Study Questions: Week Two: The Effect of Democracy, Science, Technology, and History upon Landscape Design
- Last semester, we ended our last class with a discussion of Goethe's premonition of the power that technology would bring humanity and the effect of technology upon Nature and traditional societies. Technology and modernity go hand in hand. What scientific discoveries and philosophical theories have colored Western thought since the beginning of the nineteenth century, giving it its increasingly secular slant?
- How did the thrust toward radical modernity devalue history and also craft, and what countervailing influences arose as a result? Discuss the influence of John Ruskin on Victorian moral and artistic values.
- What is eclecticism and what underlying attitude toward history gave license to eclecticism beginning around 1800 and continuing to the present day?
- Discuss the ironic link between rapid modernization and historic preservation. Cite some examples from your reading of 19th-century period gardens.
- What is "taste"?
- How did Taste become an operative principle in landscape design?
- Did a catholic attitude toward architecture and landscape design in the 19th century reflect a trend toward more democratic societies?
- Discuss the role of 19th-century treatises and periodicals with regard to taste-making in landscape design.
- The Victorian garden is a product of science and technology more than of aesthetic principle and philosophy. Is this statement an accurate one?
- What new scientific practices and inventions had implications for landscape design (and agriculture) in the 19th century?
- Discuss the role of the botanic garden in fostering Victorian garden style and practice.
- Discuss the role of the gardener and the head gardener in the 19th century.
- Describe the Victorian practice of carpet bedding.
- In setting forth design principles that would bring harmony to the rich array of effects available to the Victorian gardener, what did John Claudius Loudon mean by the "axis of symmetry" and "congruity"?
- Describe how Joseph Paxton's career as head gardener at Chatsworth and as a designer of some of Britain's first municipal parks illustrate the tenets of Victorian progressiveness, eclecticism, and humanitarianism.
- Andrew Jackson Downing's biographer characterizes his subject as an "apostle of taste." Describe Downing's vision of the tasteful in relation to the developments occurring in mid-19th-century America and his means of effectively promoting it.

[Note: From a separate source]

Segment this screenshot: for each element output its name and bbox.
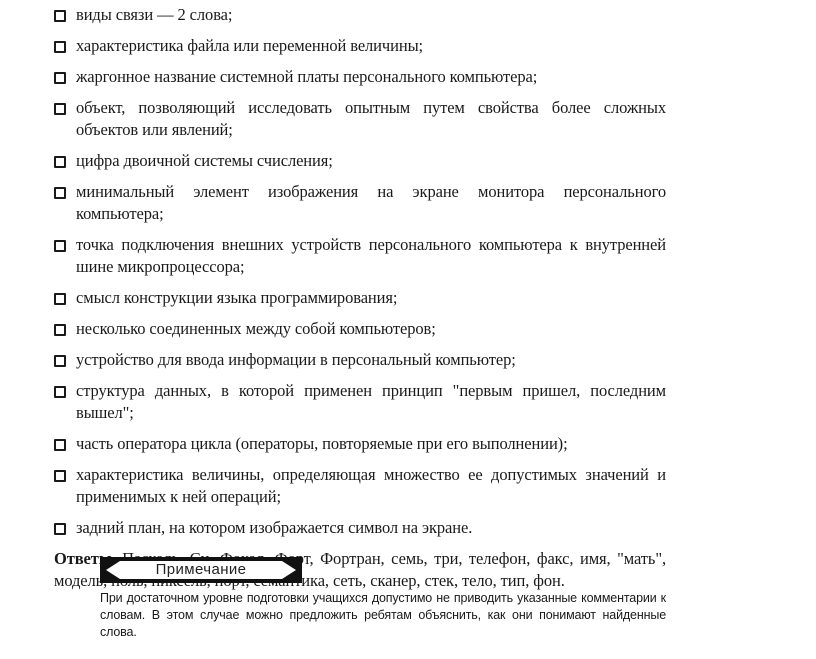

- Even as Nature in America was being deified and wilderness given new status as part of a general reaction against humanity's growing power to exert control over the natural world, technology and nature were becoming increasingly fused. Discuss technology's penetration of hinterlands and the evidence of an invisible metropolitan expansion into wilderness areas as modern engineering extended water and transportation systems beyond existing urban boundaries.
- The rural cemetery is a landscape creation of the 19th century. What is its relationship to the landscape of association and memory to the tradition of the Picturesque?
- Discuss the role of the new rural cemeteries with regard to changing attitudes toward death and also with regard to urban growth and concerns of public health.